- 
                Notifications
    
You must be signed in to change notification settings  - Fork 32
 
Description
This discussion about a (perfectly valid) use of Zstandard for WARCs made me reflect on some longstanding problems in the web archiving community. For years, many web crawlers have failed to comply with the WARC specifications. If we want to build a stronger, more reliable foundation for web archiving, it is time we address these issues openly.
This post focuses on a particularly troubling practice: web crawlers that modify WARC records to "support" HTTP/2 archiving.
Example 1: Common Crawl’s Nutch
Common Crawl’s Nutch crawler rewrites HTTP/2 responses as if they were HTTP/1.1, thereby falsifying the captured records.
- Commit introducing the falsification mechanism: commoncrawl/nutch@5f43692
 - Public discussion of this approach: WARC writer support HTTP/2 commoncrawl/nutch#29
 
The result? Petabytes of falsified WARCs. (unless I am mistaken and Common Crawl uses another, spec compliant, crawler)
Example 2: Heritrix' FetchHTTP2 module:
This module enables kind of the same thing as the Nutch code. I know for a fact that it was not used by the Wayback Team when I was there. (it was actually created after I left)
Someone from there could confirm if it's actually used or not. (AFAIK this module is luckily not enabled by default..)
Example 3: Storm Crawler
Storm Crawler is much smaller in scope than Nutch, so I hope it has not been widely adopted by the archiving community. However, it too produces bad WARC records.
As their own README states:
“The WARC file format is derived from the HTTP message format (RFC 2616) and the WARC format as well as WARC readers require that HTTP requests and responses are recorded as HTTP/1.1 or HTTP/1.0. Therefore, the WARC WARCHdfsBolt writes binary HTTP formats (eg. HTTP/2) as if they were HTTP/1.1. There is no need to limit the supported HTTP protocol versions to HTTP/1.0 or HTTP/1.1.”

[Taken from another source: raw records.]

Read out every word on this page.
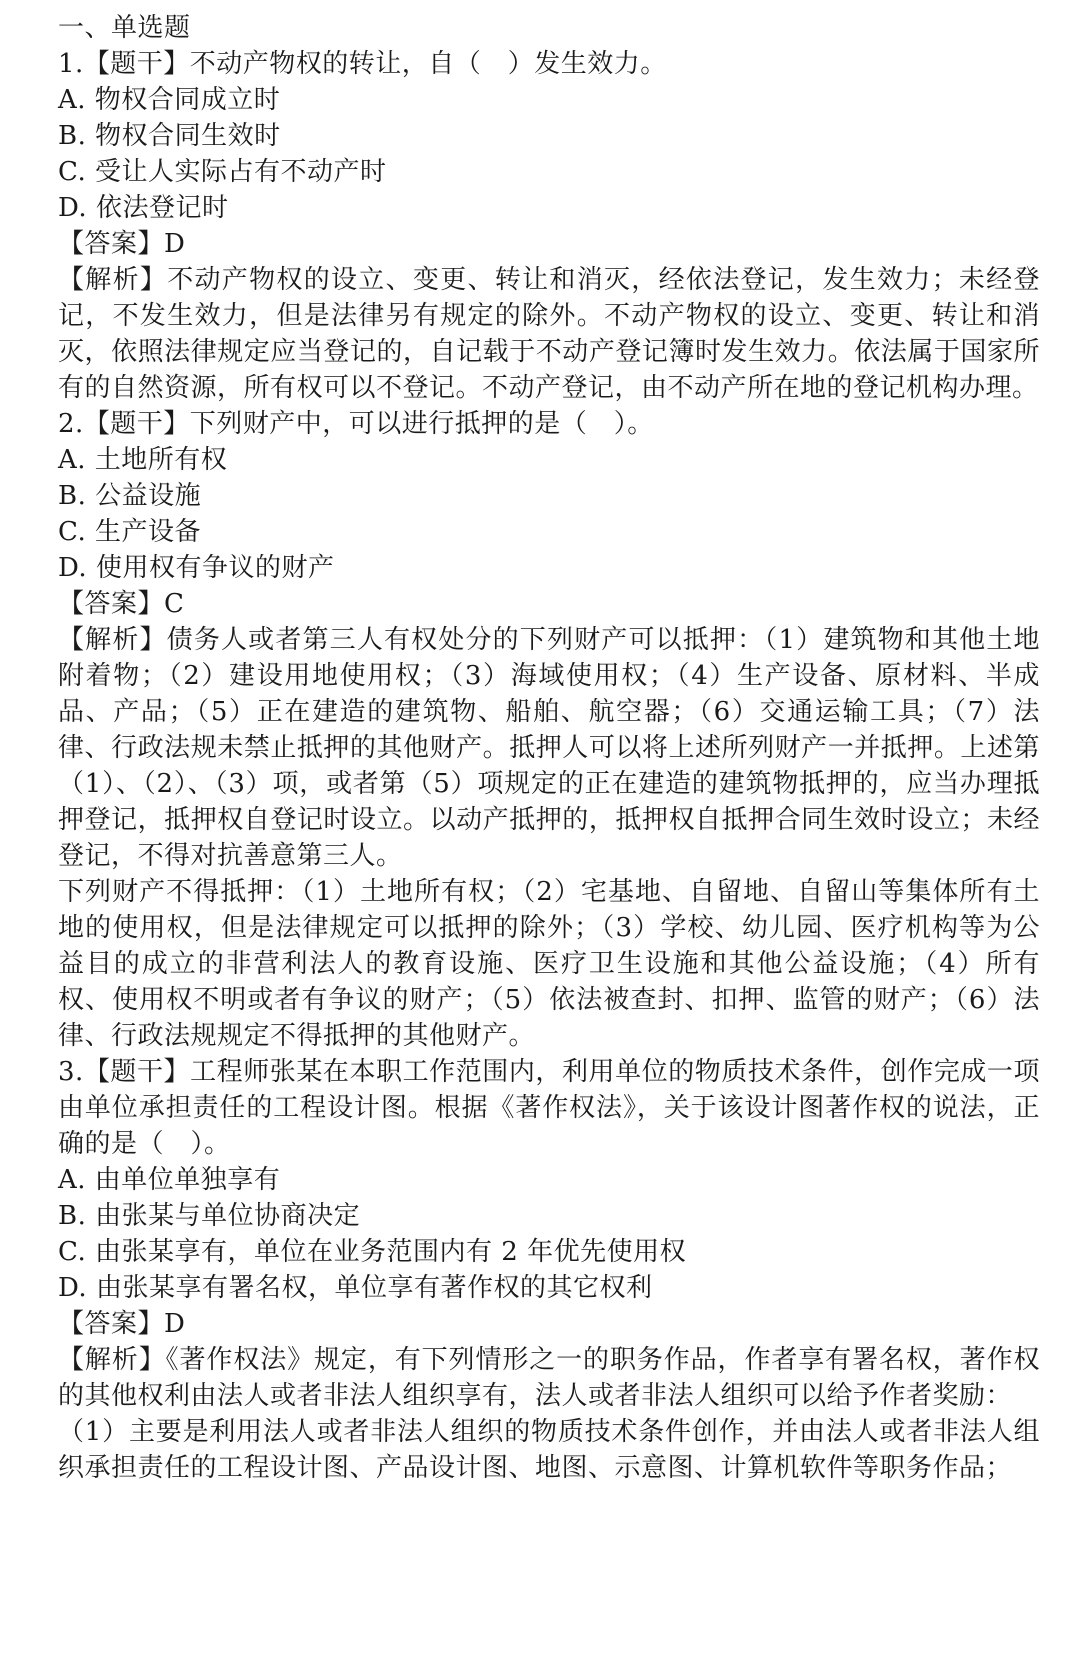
一、单选题
1.【题干】不动产物权的转让，自（　）发生效力。
A. 物权合同成立时
B. 物权合同生效时
C. 受让人实际占有不动产时
D. 依法登记时
【答案】D
【解析】不动产物权的设立、变更、转让和消灭，经依法登记，发生效力；未经登记，不发生效力，但是法律另有规定的除外。不动产物权的设立、变更、转让和消灭，依照法律规定应当登记的，自记载于不动产登记簿时发生效力。依法属于国家所有的自然资源，所有权可以不登记。不动产登记，由不动产所在地的登记机构办理。
2.【题干】下列财产中，可以进行抵押的是（　）。
A. 土地所有权
B. 公益设施
C. 生产设备
D. 使用权有争议的财产
【答案】C
【解析】债务人或者第三人有权处分的下列财产可以抵押：（1）建筑物和其他土地附着物；（2）建设用地使用权；（3）海域使用权；（4）生产设备、原材料、半成品、产品；（5）正在建造的建筑物、船舶、航空器；（6）交通运输工具；（7）法律、行政法规未禁止抵押的其他财产。抵押人可以将上述所列财产一并抵押。上述第（1）、（2）、（3）项，或者第（5）项规定的正在建造的建筑物抵押的，应当办理抵押登记，抵押权自登记时设立。以动产抵押的，抵押权自抵押合同生效时设立；未经登记，不得对抗善意第三人。
下列财产不得抵押：（1）土地所有权；（2）宅基地、自留地、自留山等集体所有土地的使用权，但是法律规定可以抵押的除外；（3）学校、幼儿园、医疗机构等为公益目的成立的非营利法人的教育设施、医疗卫生设施和其他公益设施；（4）所有权、使用权不明或者有争议的财产；（5）依法被查封、扣押、监管的财产；（6）法律、行政法规规定不得抵押的其他财产。
3.【题干】工程师张某在本职工作范围内，利用单位的物质技术条件，创作完成一项由单位承担责任的工程设计图。根据《著作权法》，关于该设计图著作权的说法，正确的是（　）。
A. 由单位单独享有
B. 由张某与单位协商决定
C. 由张某享有，单位在业务范围内有 2 年优先使用权
D. 由张某享有署名权，单位享有著作权的其它权利
【答案】D
【解析】《著作权法》规定，有下列情形之一的职务作品，作者享有署名权，著作权的其他权利由法人或者非法人组织享有，法人或者非法人组织可以给予作者奖励：
（1）主要是利用法人或者非法人组织的物质技术条件创作，并由法人或者非法人组织承担责任的工程设计图、产品设计图、地图、示意图、计算机软件等职务作品；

In other words: instead of preserving the response as-is, the crawler rewrites it into something it never was. Worse, Storm Crawler also deletes certain HTTP headers outright and modifies responses because it cannot handle them faithfully. (That broader problem deserves its own discussion.)

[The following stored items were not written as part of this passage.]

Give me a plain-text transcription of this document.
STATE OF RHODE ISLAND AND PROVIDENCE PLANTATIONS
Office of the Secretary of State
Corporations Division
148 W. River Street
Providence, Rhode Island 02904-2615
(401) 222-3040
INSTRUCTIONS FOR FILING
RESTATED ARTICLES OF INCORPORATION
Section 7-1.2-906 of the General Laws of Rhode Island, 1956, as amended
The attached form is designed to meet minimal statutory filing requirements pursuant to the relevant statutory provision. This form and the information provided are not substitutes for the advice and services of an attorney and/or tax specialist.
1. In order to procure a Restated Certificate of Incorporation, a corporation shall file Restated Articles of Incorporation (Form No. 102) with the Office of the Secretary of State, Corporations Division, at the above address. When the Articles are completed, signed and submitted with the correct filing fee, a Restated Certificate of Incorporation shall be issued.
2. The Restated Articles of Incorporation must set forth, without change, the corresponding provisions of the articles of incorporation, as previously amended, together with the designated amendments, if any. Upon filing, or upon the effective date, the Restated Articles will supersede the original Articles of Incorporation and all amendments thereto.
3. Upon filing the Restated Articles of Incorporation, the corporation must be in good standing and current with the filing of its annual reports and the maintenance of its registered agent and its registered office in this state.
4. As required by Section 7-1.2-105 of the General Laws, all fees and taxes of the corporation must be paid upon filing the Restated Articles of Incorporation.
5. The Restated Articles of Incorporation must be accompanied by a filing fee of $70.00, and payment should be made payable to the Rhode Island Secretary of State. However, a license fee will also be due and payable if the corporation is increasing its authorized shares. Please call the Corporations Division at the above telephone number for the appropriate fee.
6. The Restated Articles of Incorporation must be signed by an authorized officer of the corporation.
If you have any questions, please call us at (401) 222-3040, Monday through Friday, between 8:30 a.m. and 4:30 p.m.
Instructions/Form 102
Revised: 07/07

I hope this summary helps spark a serious conversation within the web archiving community. Some may argue that aspects of the specification should evolve—and of course MAYBE they should! All conversations are welcome.

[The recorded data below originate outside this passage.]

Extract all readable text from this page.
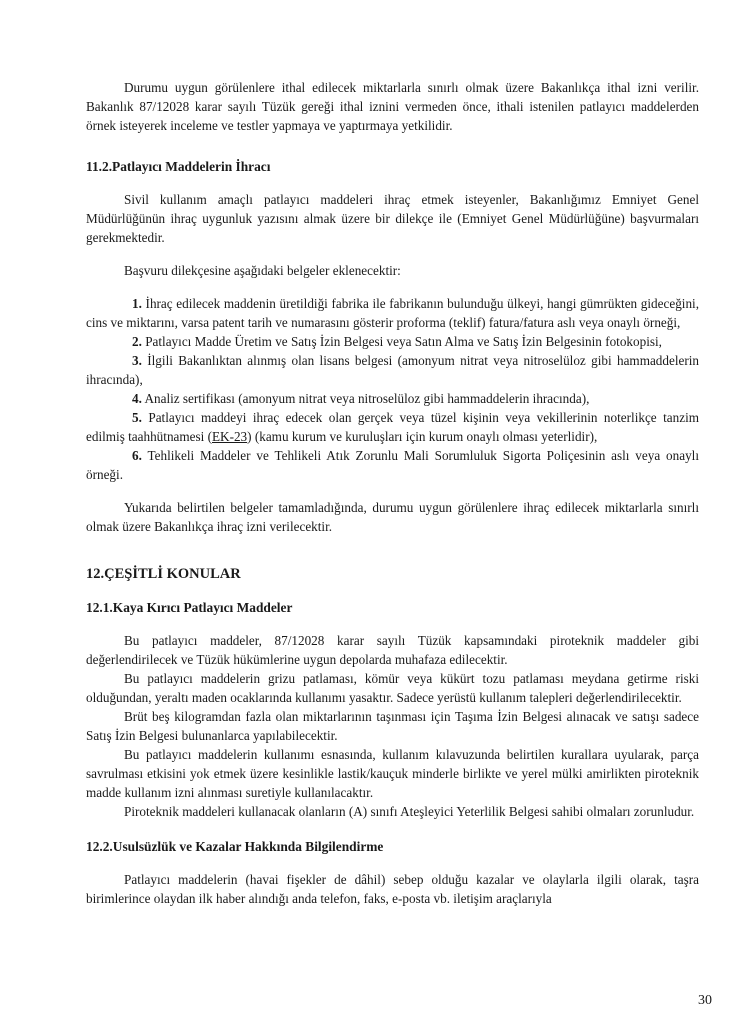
Durumu uygun görülenlere ithal edilecek miktarlarla sınırlı olmak üzere Bakanlıkça ithal izni verilir. Bakanlık 87/12028 karar sayılı Tüzük gereği ithal iznini vermeden önce, ithali istenilen patlayıcı maddelerden örnek isteyerek inceleme ve testler yapmaya ve yaptırmaya yetkilidir.

11.2.Patlayıcı Maddelerin İhracı

Sivil kullanım amaçlı patlayıcı maddeleri ihraç etmek isteyenler, Bakanlığımız Emniyet Genel Müdürlüğünün ihraç uygunluk yazısını almak üzere bir dilekçe ile (Emniyet Genel Müdürlüğüne) başvurmaları gerekmektedir.

Başvuru dilekçesine aşağıdaki belgeler eklenecektir:

1. İhraç edilecek maddenin üretildiği fabrika ile fabrikanın bulunduğu ülkeyi, hangi gümrükten gideceğini, cins ve miktarını, varsa patent tarih ve numarasını gösterir proforma (teklif) fatura/fatura aslı veya onaylı örneği,

2. Patlayıcı Madde Üretim ve Satış İzin Belgesi veya Satın Alma ve Satış İzin Belgesinin fotokopisi,

3. İlgili Bakanlıktan alınmış olan lisans belgesi (amonyum nitrat veya nitroselüloz gibi hammaddelerin ihracında),

4. Analiz sertifikası (amonyum nitrat veya nitroselüloz gibi hammaddelerin ihracında),

5. Patlayıcı maddeyi ihraç edecek olan gerçek veya tüzel kişinin veya vekillerinin noterlikçe tanzim edilmiş taahhütnamesi (EK-23) (kamu kurum ve kuruluşları için kurum onaylı olması yeterlidir),

6. Tehlikeli Maddeler ve Tehlikeli Atık Zorunlu Mali Sorumluluk Sigorta Poliçesinin aslı veya onaylı örneği.

Yukarıda belirtilen belgeler tamamladığında, durumu uygun görülenlere ihraç edilecek miktarlarla sınırlı olmak üzere Bakanlıkça ihraç izni verilecektir.

12.ÇEŞİTLİ KONULAR
12.1.Kaya Kırıcı Patlayıcı Maddeler

Bu patlayıcı maddeler, 87/12028 karar sayılı Tüzük kapsamındaki piroteknik maddeler gibi değerlendirilecek ve Tüzük hükümlerine uygun depolarda muhafaza edilecektir.

Bu patlayıcı maddelerin grizu patlaması, kömür veya kükürt tozu patlaması meydana getirme riski olduğundan, yeraltı maden ocaklarında kullanımı yasaktır. Sadece yerüstü kullanım talepleri değerlendirilecektir.

Brüt beş kilogramdan fazla olan miktarlarının taşınması için Taşıma İzin Belgesi alınacak ve satışı sadece Satış İzin Belgesi bulunanlarca yapılabilecektir.

Bu patlayıcı maddelerin kullanımı esnasında, kullanım kılavuzunda belirtilen kurallara uyularak, parça savrulması etkisini yok etmek üzere kesinlikle lastik/kauçuk minderle birlikte ve yerel mülki amirlikten piroteknik madde kullanım izni alınması suretiyle kullanılacaktır.

Piroteknik maddeleri kullanacak olanların (A) sınıfı Ateşleyici Yeterlilik Belgesi sahibi olmaları zorunludur.

12.2.Usulsüzlük ve Kazalar Hakkında Bilgilendirme

Patlayıcı maddelerin (havai fişekler de dâhil) sebep olduğu kazalar ve olaylarla ilgili olarak, taşra birimlerince olaydan ilk haber alındığı anda telefon, faks, e-posta vb. iletişim araçlarıyla

30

But please, stop creating falsified HTTP records. Stop claiming compliance with the WARC specification when it is clear you are not. The credibility of our archives depends on it, and if we want a reliable future for web archiving, we must start by respecting the specifications we already have. Let's work together to properly support HTTP/2 (and 3) in the next version of the WARC spec.